Preteen, junior, youth and adult ballroom competitors and their families and friends will fill the Marriott Center arena for the event Thursday, Friday and Saturday.

Organizer Linda Wakefield said the competition has grown exponentially in the past few years.

"When we first started hosting the competitions, in 1993, we had to move from the Wilkinson Center to the Marriott Center," said Wakefield, who co-directs the BYU Ballroom Dance Company with her husband Lee. "And for 10 years we were able to host the U.S. Professional Standard Competition."

These days, BYU hosts two competitions a year — the National Amateur DanceSport in March and the BYU DanceSport Championships in November.

"Last year, we hosted 56 formation teams, which are comprised of eight couples during the amateur competition," Wakefield said. This year the same number is expected.

The competitions will be broken into six sessions spanning three days. See www.byunationals.com for full schedule.

Organizing and hosting an event such as the Amateur DanceSport Championships comes with an array of challenges, but Wakefield has found that the main headache is costume restrictions.

BYU has a strict dress code that pertains to students as well as guest dancers and competitors.

"We announce it and post it in all of our correspondence, but there are times when people forget," Wakefield said. "We haven't had a lot of problems, because the dancers want to compete here. They know how renowned the ballroom program is here and they want to come and dance.

"The funny thing is that even our own Utah resident competitors have had to adjust their costumes to fit the restrictions.

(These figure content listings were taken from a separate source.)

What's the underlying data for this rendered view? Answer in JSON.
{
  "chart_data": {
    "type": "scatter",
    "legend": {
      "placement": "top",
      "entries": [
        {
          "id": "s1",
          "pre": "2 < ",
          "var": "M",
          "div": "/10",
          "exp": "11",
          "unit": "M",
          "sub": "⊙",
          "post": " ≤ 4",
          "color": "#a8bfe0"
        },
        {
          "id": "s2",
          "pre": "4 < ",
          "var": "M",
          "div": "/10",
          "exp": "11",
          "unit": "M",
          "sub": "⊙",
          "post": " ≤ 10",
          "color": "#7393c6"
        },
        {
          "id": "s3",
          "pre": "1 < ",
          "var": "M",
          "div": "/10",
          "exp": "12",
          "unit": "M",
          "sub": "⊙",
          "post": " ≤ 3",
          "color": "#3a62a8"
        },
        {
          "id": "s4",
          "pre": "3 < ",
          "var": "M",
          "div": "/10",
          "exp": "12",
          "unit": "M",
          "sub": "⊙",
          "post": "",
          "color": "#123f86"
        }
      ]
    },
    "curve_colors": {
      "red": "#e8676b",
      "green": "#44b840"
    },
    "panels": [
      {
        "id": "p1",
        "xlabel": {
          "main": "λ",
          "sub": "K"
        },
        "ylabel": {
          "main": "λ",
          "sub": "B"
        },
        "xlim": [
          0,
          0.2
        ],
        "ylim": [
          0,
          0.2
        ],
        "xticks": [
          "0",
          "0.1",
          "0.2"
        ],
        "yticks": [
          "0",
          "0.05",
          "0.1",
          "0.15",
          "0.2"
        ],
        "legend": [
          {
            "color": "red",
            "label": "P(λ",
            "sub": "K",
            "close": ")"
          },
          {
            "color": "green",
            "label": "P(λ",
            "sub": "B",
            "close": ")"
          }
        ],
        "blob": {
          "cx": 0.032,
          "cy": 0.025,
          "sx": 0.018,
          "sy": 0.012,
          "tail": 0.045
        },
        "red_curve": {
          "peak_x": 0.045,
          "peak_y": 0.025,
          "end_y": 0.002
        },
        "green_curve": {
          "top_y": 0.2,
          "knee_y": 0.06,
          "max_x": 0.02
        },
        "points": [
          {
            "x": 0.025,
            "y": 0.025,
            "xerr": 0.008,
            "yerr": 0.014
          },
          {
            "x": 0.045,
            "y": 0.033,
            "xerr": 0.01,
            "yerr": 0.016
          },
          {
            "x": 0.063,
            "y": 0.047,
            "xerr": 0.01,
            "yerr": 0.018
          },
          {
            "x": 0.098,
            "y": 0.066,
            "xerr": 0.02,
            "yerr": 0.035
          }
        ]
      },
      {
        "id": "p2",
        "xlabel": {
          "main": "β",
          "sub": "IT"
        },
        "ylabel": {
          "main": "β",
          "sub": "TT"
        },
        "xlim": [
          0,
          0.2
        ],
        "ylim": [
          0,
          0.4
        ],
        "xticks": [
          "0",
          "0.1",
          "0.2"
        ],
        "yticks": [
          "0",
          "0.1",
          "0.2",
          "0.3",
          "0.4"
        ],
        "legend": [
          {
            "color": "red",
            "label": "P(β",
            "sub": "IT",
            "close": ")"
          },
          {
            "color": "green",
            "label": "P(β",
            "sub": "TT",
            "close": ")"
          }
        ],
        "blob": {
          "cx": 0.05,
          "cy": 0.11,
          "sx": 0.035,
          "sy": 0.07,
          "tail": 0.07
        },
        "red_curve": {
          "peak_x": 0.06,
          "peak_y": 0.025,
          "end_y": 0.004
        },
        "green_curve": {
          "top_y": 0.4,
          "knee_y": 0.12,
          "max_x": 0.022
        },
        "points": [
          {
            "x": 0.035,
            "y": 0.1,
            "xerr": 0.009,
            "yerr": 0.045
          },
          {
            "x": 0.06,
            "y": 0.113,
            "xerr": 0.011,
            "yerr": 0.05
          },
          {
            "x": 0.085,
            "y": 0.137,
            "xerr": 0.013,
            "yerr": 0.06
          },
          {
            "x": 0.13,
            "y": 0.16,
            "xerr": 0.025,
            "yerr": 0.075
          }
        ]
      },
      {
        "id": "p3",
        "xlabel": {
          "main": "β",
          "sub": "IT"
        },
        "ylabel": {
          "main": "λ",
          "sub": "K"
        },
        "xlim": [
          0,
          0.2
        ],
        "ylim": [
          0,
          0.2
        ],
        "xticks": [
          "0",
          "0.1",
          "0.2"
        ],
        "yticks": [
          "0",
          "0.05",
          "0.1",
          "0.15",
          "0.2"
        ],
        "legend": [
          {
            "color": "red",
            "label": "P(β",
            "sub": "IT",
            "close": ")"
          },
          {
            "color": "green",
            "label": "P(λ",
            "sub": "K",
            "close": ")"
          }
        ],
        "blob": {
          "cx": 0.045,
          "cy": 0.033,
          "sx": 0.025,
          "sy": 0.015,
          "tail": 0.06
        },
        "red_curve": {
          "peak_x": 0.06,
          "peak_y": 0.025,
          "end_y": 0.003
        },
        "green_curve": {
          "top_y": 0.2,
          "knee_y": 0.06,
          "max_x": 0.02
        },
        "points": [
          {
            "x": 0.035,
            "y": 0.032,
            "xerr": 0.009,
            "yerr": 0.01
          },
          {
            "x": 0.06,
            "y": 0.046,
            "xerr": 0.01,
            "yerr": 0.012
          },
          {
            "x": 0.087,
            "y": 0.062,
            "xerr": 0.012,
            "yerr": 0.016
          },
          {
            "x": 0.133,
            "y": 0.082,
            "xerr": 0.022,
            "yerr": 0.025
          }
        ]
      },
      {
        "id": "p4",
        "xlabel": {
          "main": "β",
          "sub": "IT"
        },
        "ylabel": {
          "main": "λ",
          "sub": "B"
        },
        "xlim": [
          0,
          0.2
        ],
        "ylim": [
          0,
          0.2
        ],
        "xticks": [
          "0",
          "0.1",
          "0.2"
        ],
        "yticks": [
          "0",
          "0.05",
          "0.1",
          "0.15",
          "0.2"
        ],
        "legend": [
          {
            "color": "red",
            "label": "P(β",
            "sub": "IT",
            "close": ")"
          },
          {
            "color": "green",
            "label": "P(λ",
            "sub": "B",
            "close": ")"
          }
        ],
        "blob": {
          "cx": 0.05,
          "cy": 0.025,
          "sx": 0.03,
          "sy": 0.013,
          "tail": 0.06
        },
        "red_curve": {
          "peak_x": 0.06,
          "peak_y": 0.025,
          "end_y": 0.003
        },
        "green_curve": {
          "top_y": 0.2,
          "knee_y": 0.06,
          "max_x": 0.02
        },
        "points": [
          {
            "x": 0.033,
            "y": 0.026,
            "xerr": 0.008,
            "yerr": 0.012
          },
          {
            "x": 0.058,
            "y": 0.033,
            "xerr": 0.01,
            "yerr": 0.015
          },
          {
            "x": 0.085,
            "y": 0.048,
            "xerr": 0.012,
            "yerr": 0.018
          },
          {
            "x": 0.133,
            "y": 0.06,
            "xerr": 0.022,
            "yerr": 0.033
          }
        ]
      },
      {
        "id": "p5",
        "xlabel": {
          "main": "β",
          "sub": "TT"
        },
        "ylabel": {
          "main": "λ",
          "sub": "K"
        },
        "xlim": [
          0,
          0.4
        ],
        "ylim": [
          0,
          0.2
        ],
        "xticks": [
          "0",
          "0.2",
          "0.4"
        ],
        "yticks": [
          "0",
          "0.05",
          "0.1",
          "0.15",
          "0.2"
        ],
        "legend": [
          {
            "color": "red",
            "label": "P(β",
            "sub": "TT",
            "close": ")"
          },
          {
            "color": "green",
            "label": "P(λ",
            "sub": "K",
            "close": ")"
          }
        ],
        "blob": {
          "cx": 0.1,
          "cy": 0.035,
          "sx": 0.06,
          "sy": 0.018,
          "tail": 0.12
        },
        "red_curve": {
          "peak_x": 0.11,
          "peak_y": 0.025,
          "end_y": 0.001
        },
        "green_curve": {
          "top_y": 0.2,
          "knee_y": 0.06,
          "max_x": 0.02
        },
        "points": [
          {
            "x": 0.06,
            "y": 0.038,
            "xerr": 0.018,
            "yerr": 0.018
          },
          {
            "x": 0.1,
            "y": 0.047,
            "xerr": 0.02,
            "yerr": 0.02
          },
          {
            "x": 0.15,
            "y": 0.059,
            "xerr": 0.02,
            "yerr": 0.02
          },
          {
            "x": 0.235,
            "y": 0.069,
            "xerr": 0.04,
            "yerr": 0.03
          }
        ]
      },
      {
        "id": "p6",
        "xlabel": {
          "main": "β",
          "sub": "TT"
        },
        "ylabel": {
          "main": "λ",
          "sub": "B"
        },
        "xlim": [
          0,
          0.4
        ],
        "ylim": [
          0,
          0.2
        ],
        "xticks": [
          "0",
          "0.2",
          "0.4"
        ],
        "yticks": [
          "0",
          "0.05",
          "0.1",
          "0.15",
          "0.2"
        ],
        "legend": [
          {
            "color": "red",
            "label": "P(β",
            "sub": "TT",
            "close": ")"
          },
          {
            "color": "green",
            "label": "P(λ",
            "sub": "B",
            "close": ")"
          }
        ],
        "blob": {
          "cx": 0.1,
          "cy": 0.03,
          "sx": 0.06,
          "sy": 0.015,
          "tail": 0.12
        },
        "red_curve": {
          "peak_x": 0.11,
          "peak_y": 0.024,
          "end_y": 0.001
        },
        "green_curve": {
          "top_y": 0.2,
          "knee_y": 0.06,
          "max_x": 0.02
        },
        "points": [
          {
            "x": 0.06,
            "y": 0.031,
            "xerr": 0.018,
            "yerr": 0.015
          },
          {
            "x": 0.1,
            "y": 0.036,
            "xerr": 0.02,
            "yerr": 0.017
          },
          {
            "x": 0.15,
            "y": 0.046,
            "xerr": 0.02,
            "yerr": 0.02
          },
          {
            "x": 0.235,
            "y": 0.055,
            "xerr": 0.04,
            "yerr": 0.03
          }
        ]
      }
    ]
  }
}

And rarely do we have any major uproar about the costumes from the dancers and the audience."

Wakefield's love for dance emerged when she took part in a cotillion as a young girl in Tennessee.

"It was a social event, like cotillions are," she said. "But I liked the ballroom dancing. It started a hunger for more that guided me throughout my career."

In college, she was "obsessed" with ballroom dance, even transferring to BYU just to study the art and sport.